Note: Simply because a company used 1 gram of plant to 1 ml of alcohol does not mean you are necessarily getting 1 gram worth of plant matter per 20 drop dose - this depends on how readily the active constituents of a plant dissolve in alcohol.

Also, Fresh Extract and Dry Extract strengths cannot be compared. Fresh Extracts will often appear to have a stronger ratio because the company must compensate for the water mass of a fresh plant by adding more of the plant. Thus, a 1:5 Dry Extract is frequently stronger than a 1:1 Fresh Extract, depending on the plant in question. Herb Pharm extracts tend to follow Pharmacopoeia guidelines for selecting fresh or dried plant, Gaia tends to follow a "fresh is better" approach; there is most likely validity to both arguments.
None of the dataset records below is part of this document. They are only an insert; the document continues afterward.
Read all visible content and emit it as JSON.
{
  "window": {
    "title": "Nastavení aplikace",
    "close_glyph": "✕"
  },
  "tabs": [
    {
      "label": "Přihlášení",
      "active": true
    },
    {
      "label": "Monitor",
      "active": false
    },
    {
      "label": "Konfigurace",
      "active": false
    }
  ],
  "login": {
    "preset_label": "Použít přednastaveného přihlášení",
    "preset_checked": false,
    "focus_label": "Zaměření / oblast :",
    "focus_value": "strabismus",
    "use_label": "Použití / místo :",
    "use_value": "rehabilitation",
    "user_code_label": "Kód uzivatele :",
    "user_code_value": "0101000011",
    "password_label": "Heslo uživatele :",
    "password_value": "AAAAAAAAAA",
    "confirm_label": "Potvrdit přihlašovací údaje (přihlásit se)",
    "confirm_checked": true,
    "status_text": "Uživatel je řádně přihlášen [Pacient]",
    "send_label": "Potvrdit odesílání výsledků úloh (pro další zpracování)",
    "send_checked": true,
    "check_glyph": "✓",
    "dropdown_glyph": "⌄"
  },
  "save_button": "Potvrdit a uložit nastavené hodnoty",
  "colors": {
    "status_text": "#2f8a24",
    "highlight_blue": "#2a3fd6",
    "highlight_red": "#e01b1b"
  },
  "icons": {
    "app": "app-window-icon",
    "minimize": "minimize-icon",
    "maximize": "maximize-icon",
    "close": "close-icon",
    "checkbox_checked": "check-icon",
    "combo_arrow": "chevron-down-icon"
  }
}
Gaia brand extracts use a method known as "double maceration" - a 1:1 extract from Gaia is a 1:2 extract in which the plant material is replaced with fresh plant material after the first extraction. This may or may not make an extract stronger depending on the plant and the solubility of the plant's active constituents.
In summary, it is nearly impossible to tell how strong an extract will be until you try it yourself. "Standardized" extracts, in which a company tells you the concentration of active constituents (most companies will only test their product once despite seasonal crop variations), are not necessarily stronger than a normal extract. The best advice we can offer is to find a brand you like and stick with it.

[wee2er]

Yet again brill info, many thanks Lotus.
What I've always missed when researching is really key.....

Lotus Wrote
If you want the strongest anti-androgen combination go with reishi that inhibits DHT@80% and green tea extract inhibits DHT@70-98%....nothing else compares or competes.

Hope you continue to be on the mend, wishing you well.